Douée d’un grand esprit et d’une plus grande habileté, elle avait aisément découvert les profondes répugnances de Louis XIV contre les huguenots, et tâcha de s’y conformer. Il paraît, cependant, qu’elle eut quelques retours de commisération pour les opprimés. On lit, dans le Mémorial de Saint-Cyr, que le roi lui dit un jour : « Je crains, madame, que le ménagement que vous voudriez qu’on eût pour les huguenots ne vienne de quelque reste de prévention pour votre ancienne religion. » Et ailleurs elle écrivait : « Ruvigny est intraitable ; il a dit au roi que j’étais née calviniste, et que je l’avais été jusqu’à mon entrée à la cour. Ceci m’engage à prouver des choses tout opposées à mes sentiments. »

Nous avons dans cet aveu le secret de sa conduite. Mme de Maintenon, livrée à elle-même, n’eût peut-être employé, comme elle le recommandait à son frère, que la douceur et la charité ; mais voulant par-dessus tout être agréable à Louis XIV, elle s’unit avec le Père La Chaise pour travailler par tous les moyens à la ruine de l’hérésie.

Le plan de destruction devint systématique et invariable après la paix de Nimègue. Gouverneurs, commandants, intendants, hommes d’épée, hommes de robe, ayant appris que Louis XIV était décidé à en finir avec les huguenots, se sentirent animés d’une grande ardeur de prosélytisme, et se firent à leur tour missionnaires et convertisseurs. Leur principal souci était de pouvoir envoyer à la cour de longues listes d’abjurations, ou tout au moins des rapports d’exercices interdits, de temples abattus et de troupeaux dispersés. Le conseil privé était parfois effrayé de tant de zèle ; néanmoins il ne voulait pas l’arrêter, de peur d’affermir les victimes dans leur résistance ; et bientôt, entraîné lui-même par la force des choses, il transformait en déclaration générale ce qu’il avait d’abord blâmé.

Lorsqu’un conseiller ou un magistrat plus humain déplorait ces mesures extrêmes, on se contentait de lui répondre : « Dieu se sert de tout moyen. »

La populace prit sa part, on devait s’y attendre, à ces persécutions. Dans les villes de Blois, d’Alençon, et en d’autres lieux, des bandes de misérables envahirent les temples, déchirèrent les livres saints, brisèrent la chaire et les bancs, y mirent le feu, et l’autorité, au lieu de réprimer ces excès, les sanctionna par l’interdiction du culte et l’exil des pasteurs.

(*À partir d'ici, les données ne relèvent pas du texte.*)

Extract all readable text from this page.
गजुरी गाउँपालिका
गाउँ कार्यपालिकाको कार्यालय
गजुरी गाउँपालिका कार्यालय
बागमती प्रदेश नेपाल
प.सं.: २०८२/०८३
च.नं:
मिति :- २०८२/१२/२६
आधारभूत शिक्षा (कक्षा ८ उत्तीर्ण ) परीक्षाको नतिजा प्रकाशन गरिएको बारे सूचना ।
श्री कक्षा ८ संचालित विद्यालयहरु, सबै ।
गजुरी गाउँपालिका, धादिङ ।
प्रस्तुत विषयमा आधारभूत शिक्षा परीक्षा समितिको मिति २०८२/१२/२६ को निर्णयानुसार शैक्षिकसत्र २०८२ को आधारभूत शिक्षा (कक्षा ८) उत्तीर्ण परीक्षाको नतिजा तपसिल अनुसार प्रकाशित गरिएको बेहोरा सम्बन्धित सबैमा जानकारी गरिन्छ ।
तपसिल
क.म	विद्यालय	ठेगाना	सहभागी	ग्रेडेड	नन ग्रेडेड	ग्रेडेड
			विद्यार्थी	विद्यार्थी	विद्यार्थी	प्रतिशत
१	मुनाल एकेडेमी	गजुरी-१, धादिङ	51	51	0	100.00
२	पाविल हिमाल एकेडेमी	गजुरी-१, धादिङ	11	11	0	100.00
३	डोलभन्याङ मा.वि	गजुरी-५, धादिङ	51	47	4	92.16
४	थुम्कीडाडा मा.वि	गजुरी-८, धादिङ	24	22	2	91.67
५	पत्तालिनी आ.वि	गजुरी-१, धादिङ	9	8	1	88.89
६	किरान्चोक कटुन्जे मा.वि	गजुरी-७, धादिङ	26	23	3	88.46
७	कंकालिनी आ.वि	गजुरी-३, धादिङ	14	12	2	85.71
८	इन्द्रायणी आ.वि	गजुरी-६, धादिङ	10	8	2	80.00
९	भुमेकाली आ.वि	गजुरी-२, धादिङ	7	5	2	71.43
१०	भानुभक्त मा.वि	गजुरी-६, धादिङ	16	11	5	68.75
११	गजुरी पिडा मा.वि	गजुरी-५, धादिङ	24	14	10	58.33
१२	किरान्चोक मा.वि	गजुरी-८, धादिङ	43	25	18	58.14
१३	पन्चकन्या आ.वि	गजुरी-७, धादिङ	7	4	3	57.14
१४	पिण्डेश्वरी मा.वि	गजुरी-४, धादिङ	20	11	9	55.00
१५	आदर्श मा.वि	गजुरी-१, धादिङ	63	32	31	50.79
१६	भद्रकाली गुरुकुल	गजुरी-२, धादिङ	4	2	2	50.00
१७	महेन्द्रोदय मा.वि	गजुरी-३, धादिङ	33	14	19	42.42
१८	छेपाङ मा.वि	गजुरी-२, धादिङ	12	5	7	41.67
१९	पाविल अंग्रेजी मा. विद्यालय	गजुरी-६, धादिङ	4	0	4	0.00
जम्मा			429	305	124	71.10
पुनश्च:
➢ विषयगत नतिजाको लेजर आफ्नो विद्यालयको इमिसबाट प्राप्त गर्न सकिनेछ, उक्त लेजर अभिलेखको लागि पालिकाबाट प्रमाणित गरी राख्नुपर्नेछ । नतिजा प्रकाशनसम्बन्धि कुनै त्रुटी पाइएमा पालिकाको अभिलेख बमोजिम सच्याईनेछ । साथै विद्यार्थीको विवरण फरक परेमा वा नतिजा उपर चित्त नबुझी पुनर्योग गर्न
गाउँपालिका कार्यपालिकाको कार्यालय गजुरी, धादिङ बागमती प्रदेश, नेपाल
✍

Louis XIV persistait, cependant, à parler aux puissances protestantes de l’Europe de son respect pour l’édit de Nantes. Nous lisons, jusque dans une déclaration de 1682, qu’il ne voulait rien faire contre les édits en vertu desquels la religion prétendue réformée était tolérée dans son royaume ! Sous les Valois, la persécution était cruelle, mais franchement avouée ; sous Louis XIV, elle s’enveloppa longtemps d’hypocrisie : les Jésuites y avaient la haute main.